Decine di persone si sono radunate nelle strade disseminate di macerie mentre i vigili del fuoco e i soccorritori erano sul posto.
L'ultimo attacco è avvenuto mentre il presidente degli Stati Uniti Donald Trump, martedì 7 aprile, aveva concordato un cessate il fuoco di due settimane con l'Iran, meno di due ore prima della scadenza fissata da Trump per la riapertura dello Stretto di Hormuz, pena attacchi devastanti contro le infrastrutture civili.

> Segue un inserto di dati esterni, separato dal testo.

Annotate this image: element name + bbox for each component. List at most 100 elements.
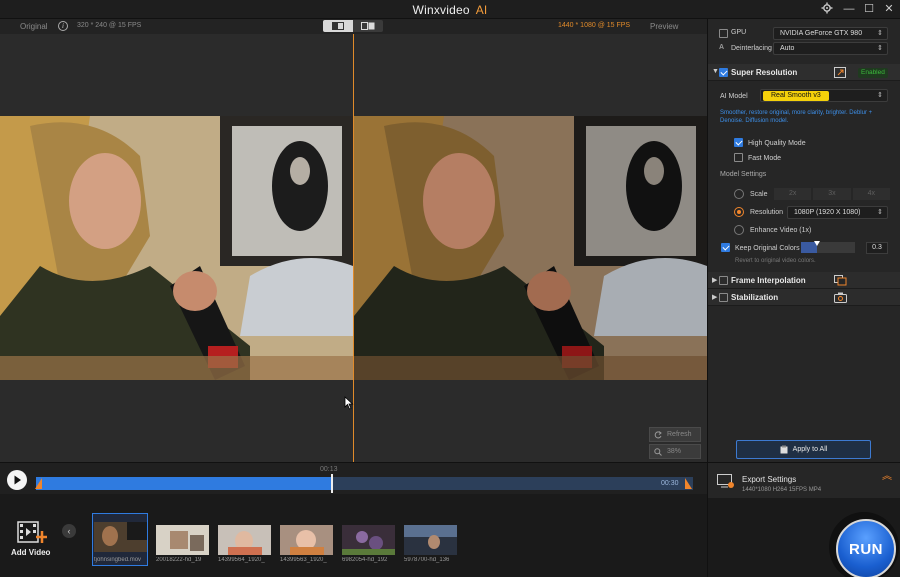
deinterlacing-value: Auto	[780, 45, 795, 52]
stabilization-header[interactable]: ▶ Stabilization	[708, 289, 900, 306]
maximize-button[interactable]: ☐	[860, 2, 878, 16]
gpu-value: NVIDIA GeForce GTX 980	[780, 30, 863, 37]
scale-options: 2x 3x 4x	[774, 188, 890, 200]
expand-icon[interactable]	[834, 67, 846, 78]
deinterlacing-select[interactable]: Auto ⇕	[773, 42, 888, 55]
add-video-icon[interactable]	[17, 519, 47, 547]
camera-icon	[834, 292, 847, 303]
zoom-value: 38%	[667, 448, 682, 455]
apply-to-all-button[interactable]: Apply to All	[736, 440, 871, 459]
zoom-button[interactable]: 38%	[649, 444, 701, 459]
ai-model-select[interactable]: Real Smooth v3 ⇕	[760, 89, 888, 102]
chevron-down-icon: ▼	[712, 68, 719, 75]
ai-model-label: AI Model	[720, 93, 748, 100]
scale-option-4x[interactable]: 4x	[852, 188, 890, 200]
gear-icon[interactable]	[818, 2, 836, 16]
split-view-icon	[332, 22, 344, 30]
add-video-label[interactable]: Add Video	[11, 548, 50, 557]
video-preview[interactable]: Refresh 38%	[0, 34, 707, 462]
zoom-icon	[654, 447, 662, 456]
super-resolution-header[interactable]: ▼ Super Resolution Enabled	[708, 64, 900, 81]
original-frame	[0, 116, 353, 380]
thumbnail-caption-6: 5978700-hd_136	[404, 557, 450, 563]
chevron-double-up-icon[interactable]: ︽	[882, 472, 892, 482]
app-title-badge: AI	[475, 3, 488, 17]
high-quality-checkbox[interactable]	[734, 138, 743, 147]
fast-mode-label: Fast Mode	[748, 155, 782, 162]
model-settings-label: Model Settings	[720, 171, 767, 178]
thumbnail-caption-1: tjohnsingbed.mov	[94, 557, 142, 563]
gpu-select[interactable]: NVIDIA GeForce GTX 980 ⇕	[773, 27, 888, 40]
enabled-badge: Enabled	[858, 68, 888, 78]
thumbnail-1[interactable]	[94, 522, 147, 552]
chevron-updown-icon: ⇕	[877, 209, 883, 216]
frame-interpolation-header[interactable]: ▶ Frame Interpolation	[708, 272, 900, 289]
chevron-updown-icon: ⇕	[877, 30, 883, 37]
refresh-label: Refresh	[667, 431, 692, 438]
run-button[interactable]: RUN	[836, 519, 896, 577]
frame-interpolation-title: Frame Interpolation	[731, 276, 806, 285]
play-icon	[14, 475, 21, 485]
playhead[interactable]	[330, 474, 333, 493]
refresh-icon	[654, 430, 662, 438]
timeline-progress	[36, 477, 332, 490]
thumbnail-caption-4: 14399563_1920_	[280, 557, 327, 563]
export-monitor-icon	[717, 474, 734, 488]
scale-radio[interactable]	[734, 189, 744, 199]
original-label: Original	[20, 22, 48, 31]
frames-icon	[834, 275, 847, 286]
resolution-select[interactable]: 1080P (1920 X 1080) ⇕	[787, 206, 888, 219]
keep-colors-checkbox[interactable]	[721, 243, 730, 252]
thumbnail-5[interactable]	[342, 525, 395, 555]
deinterlace-icon: A	[719, 44, 725, 51]
deinterlacing-label: Deinterlacing	[731, 45, 772, 52]
frame-interpolation-checkbox[interactable]	[719, 276, 728, 285]
enhanced-video-image	[354, 116, 707, 380]
refresh-button[interactable]: Refresh	[649, 427, 701, 442]
scale-label: Scale	[750, 191, 768, 198]
scroll-left-button[interactable]: ‹	[62, 524, 76, 538]
chevron-updown-icon: ⇕	[877, 92, 883, 99]
info-icon[interactable]: i	[58, 21, 68, 31]
side-by-side-icon	[361, 22, 375, 30]
enhance-radio[interactable]	[734, 225, 744, 235]
fast-mode-checkbox[interactable]	[734, 153, 743, 162]
keep-colors-thumb[interactable]	[814, 241, 821, 246]
super-resolution-checkbox[interactable]	[719, 68, 728, 77]
current-time: 00:13	[320, 466, 338, 473]
resolution-label: Resolution	[750, 209, 784, 216]
resolution-radio[interactable]	[734, 207, 744, 217]
keep-colors-slider[interactable]	[801, 241, 855, 253]
scale-option-2x[interactable]: 2x	[774, 188, 812, 200]
gpu-checkbox[interactable]	[719, 29, 728, 38]
enhanced-frame	[354, 116, 707, 380]
original-video-image	[0, 116, 353, 380]
thumbnail-2[interactable]	[156, 525, 209, 555]
thumbnail-4[interactable]	[280, 525, 333, 555]
keep-colors-label: Keep Original Colors	[735, 245, 800, 252]
thumbnail-caption-3: 14399564_1920_	[218, 557, 265, 563]
scale-option-3x[interactable]: 3x	[813, 188, 851, 200]
preview-label: Preview	[650, 22, 679, 31]
export-details: 1440*1080 H264 15FPS MP4	[742, 487, 822, 493]
clipboard-icon	[780, 445, 788, 454]
original-meta: 320 * 240 @ 15 FPS	[77, 22, 142, 29]
thumbnail-6[interactable]	[404, 525, 457, 555]
stabilization-checkbox[interactable]	[719, 293, 728, 302]
minimize-button[interactable]: —	[840, 2, 858, 16]
split-view-button[interactable]	[323, 20, 353, 32]
preview-meta: 1440 * 1080 @ 15 FPS	[558, 22, 631, 29]
app-title: Winxvideo AI	[0, 3, 900, 17]
export-settings[interactable]: Export Settings 1440*1080 H264 15FPS MP4…	[707, 462, 900, 498]
play-button[interactable]	[7, 470, 27, 490]
compare-mode-toggle[interactable]	[323, 20, 383, 32]
side-by-side-button[interactable]	[353, 20, 383, 32]
chevron-updown-icon: ⇕	[877, 45, 883, 52]
enhance-label: Enhance Video (1x)	[750, 227, 812, 234]
ai-model-value: Real Smooth v3	[763, 91, 829, 101]
close-button[interactable]: ✕	[880, 2, 898, 16]
cursor-icon	[344, 396, 354, 412]
stabilization-title: Stabilization	[731, 293, 779, 302]
thumbnail-3[interactable]	[218, 525, 271, 555]
keep-colors-value[interactable]: 0.3	[866, 242, 888, 254]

L'annuncio di Trump sui social media ha rappresentato un brusco cambio di rotta rispetto a quanto affermato in precedenza, quando aveva lanciato un avvertimento straordinario affermando che "un'intera civiltà morirà stanotte" se le sue richieste non fossero state soddisfatte.
Due funzionari della Casa Bianca hanno confermato che anche Israele ha accettato il cessate il fuoco di due settimane e la sospensione della sua campagna di bombardamenti contro l'Iran.
Il primo ministro pakistano Shehbaz Sharif, che ha contribuito a mediare il cessate il fuoco, ha affermato che l'accordo avrebbe incluso la cessazione della campagna israeliana in Libano. Il primo ministro israeliano Benjamin Netanyahu ha poi dichiarato mercoledì che ciò non sarebbe avvenuto.